Дед Панька в это время стоял напротив зеркала и менял повязку на том месте, где у него давно, до войны, был правый глаз. Он аккуратно складывал кусок бинта квадратиком и укладывал его в пустую глазницу, потом отрезал нужный размер бинта, сгибал его вдвое по длине и помещал на белый квадратик. Сзади, ниже затылка, дед вязал бинт бантиком и так ходил день. На ночь он всё снимал и выбрасывал, а с утра опять сооружал повязку новую, белоснежную. Причем бинты покупал только накрахмаленные.
– Дурак ты, Славка, – откликался дед с большой задержкой. Пока бинт не устраивался удобно на том месте, где осколок разворотил ему часть скулы и вырвал глаз. – Я вот произошел от мамы с папой. Папу звали Ваней. И бабушка твоя от папы Тимофея произошла. А ты от Бориса. Они кто, шимпанзе? Или быки производители? Человек произошел от человека, внучок. Хороший от хорошего. Дурак и сволочь – от сволочи. Веришь мне?
Деду я во всем всегда верил и просто кивнул, но очень сильно. Чтобы дед не сомневался.
Он и не сомневался. Верили деду все без исключения. Маленькие потому, что у него было несколько прутиков гибких от какого-то непонятного куста. Назывались они вицами. Держал дед их только для детей. Взрослых пороли розгами. Они были потолще и брали их с каких-то других кустов. Розгами в деревне пользовались редко. Только если виноват был казак серьезно. Ну, скажем, с чужой женой зачудил, замиловался, да сманил на совхозный сеновал за деревней. И то до самой порки собирались старики, обмозговывали степень тяжести преступления. Если виноват был только он и взял женщину хитростью да обманом, то с ним сначала говорили, расспрашивали, уж когда подтверждалось худшее, то назначали количество «горячих», день и час экзекуции, на которую собирались только желающие удостовериться, что охальника приструнили. Это был обманутый муж, родственники его, старики из числа советников на круге. Опозоренную жену на порку не брали. Вспоминаю я это сейчас, в двадцать первом веке, да и то по рассказам отца, когда мне перевалило за двадцать. Никто из детей в том же 1958 году об этом не знал, не слышал и даже не догадывался. Хотя мне взрослому после рассказов отца было жутковато от того, что в конце пятидесятых, когда в глухие деревни уже ворвалось электричество, прекрасные фильмы возили из города в клуб, когда почти у всех стояли радиолы с пластинками, радио пело в домах и на столбах, когда всех обязывали подписываться на газету «Правда» и по желанию на всякие другие, вот в это цветущее и радостное время казаки жили прошлыми законами своими, диковатыми и непререкаемыми.
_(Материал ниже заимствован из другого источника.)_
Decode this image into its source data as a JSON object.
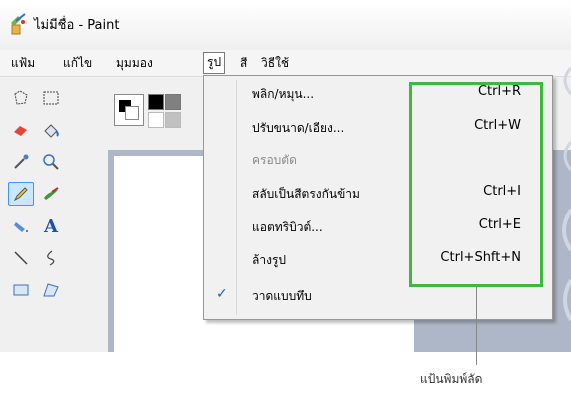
{
  "window": {
    "title": "ไม่มีชื่อ - Paint"
  },
  "menubar": {
    "items": [
      {
        "label": "แฟ้ม"
      },
      {
        "label": "แก้ไข"
      },
      {
        "label": "มุมมอง"
      },
      {
        "label": "รูป"
      },
      {
        "label": "สี"
      },
      {
        "label": "วิธีใช้"
      }
    ]
  },
  "image_menu": {
    "items": [
      {
        "label": "พลิก/หมุน...",
        "shortcut": "Ctrl+R"
      },
      {
        "label": "ปรับขนาด/เอียง...",
        "shortcut": "Ctrl+W"
      },
      {
        "label": "ครอบตัด",
        "shortcut": ""
      },
      {
        "label": "สลับเป็นสีตรงกันข้าม",
        "shortcut": "Ctrl+I"
      },
      {
        "label": "แอตทริบิวต์...",
        "shortcut": "Ctrl+E"
      },
      {
        "label": "ล้างรูป",
        "shortcut": "Ctrl+Shft+N"
      },
      {
        "label": "วาดแบบทึบ",
        "shortcut": ""
      }
    ]
  },
  "annotation": {
    "label": "แป้นพิมพ์ลัด"
  },
  "colors": {
    "highlight": "#3dba3d",
    "canvas_bg": "#aeb7c8"
  }
}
Зато нас, малолеток, вицами угощали часто, причем за пустяковые проступки и ослушание взрослых. Вицу мочили, снимали с тебя штаны и отстёгивали с десяток простых стежков. Без оттяжки. В нашей семье это делал дед Панька, в других либо тоже деды, либо отцы. Девчонок не пороли, и то хорошо. Они отбывали наказание в трудовых повинностях. На перегуртовке лежалого сена, на прополке самых сорных грядок, на бесконечной беготне в сельпо за всем, что желали старшие. Ну и, самое ужасное, девчонкам неделю, а то и две не разрешалось есть карамельки с леденцами и пить газводу, которую наливал возле клуба старый немец Григорий. Гюнтер по-ихнему. Я становился под дедовскую вицу раз пять-шесть. Точно и не вспомню. За ночёвки с двоюродным брательником Сашкой в лесу без спроса. Ну, еще за то, что тягал у дяди Васи втихаря из мягкой блестящей бежевой пачки с заграничным названием «Jebel» тонкие, пахнущие живой луговой травой сигаретки. Меня могли не поймать вообще. Дядя Вася курил Беломор, а сигареты эти держал для форса. Вот приходят к нему, допустим, гости из местных механизаторов, деревенщина кондовая, садятся они треснуть по стакашку самогона, а он после второго розлива небрежно так кидает на стол не советское, запашистое курево и ещё небрежнее пробросом вставляет, откусывая соленый огурец: – Кури, мужики! Знакомый из Франции прислал.